Social Innovation Fund Grants: One Applicant Discusses Its Proposal

April 7, 2010 | Read Time: 2 minutes

In announcing the new director of the Social Innovation Fund, Paul L. Carttar, the Corporation for National and Community Service said that more than 200 groups had indicated they planned to apply for the $50-million in grants that the fund will award this year.

But officials declined to say who, or specifically what kind of groups, had sent the letters.

One applicant, however, has fessed up: New Profit, a charity in Cambridge, Mass., that specializes in providing money to promising nonprofit groups, kind of like the Social Innovation Fund itself. New Profit also happens to be Mr. Carttar’s former employer (though he will recuse himself from any discussions of the organization during the grant-awards process).

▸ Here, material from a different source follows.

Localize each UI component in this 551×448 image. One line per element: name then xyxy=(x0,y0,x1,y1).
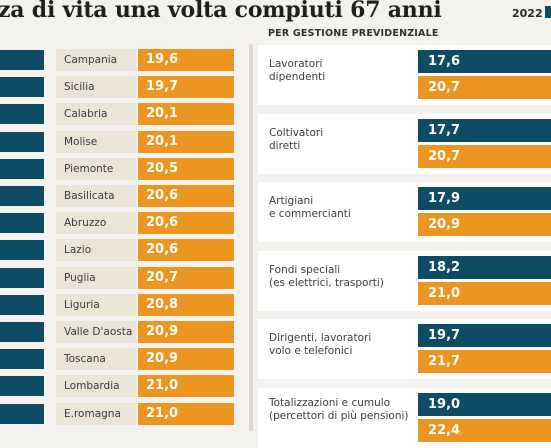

Kim Syman, a managing partner at New Profit, says the group is applying for a social-innovation grant in the area of youth development. Like other applicants, New Profit is seeking the money as an “intermediary” grant maker that, in turn, would provide grants to nonprofit groups.

“We’ve been doing the kind of work that is called for by the SIF for a long time,” Ms. Syman says. “We feel really committed to be part of trying to demonstrate what this kind of fund can do.”


She says New Profit, which has never applied for government money before, would raise new money, as well as provide some that it has on hand, to meet the requirement that it match the federal dollars.

As might be expected, Ms. Syman has high praise for Mr. Carttar’s appointment, saying his experience as a member of New Profit’s senior management team gave him good insight into the ways “communities can identify and access innovation.”

Given his background, which also includes government work, “we could hardly think of people in the nation who understand this and have been more out in front on this than Paul,” she says.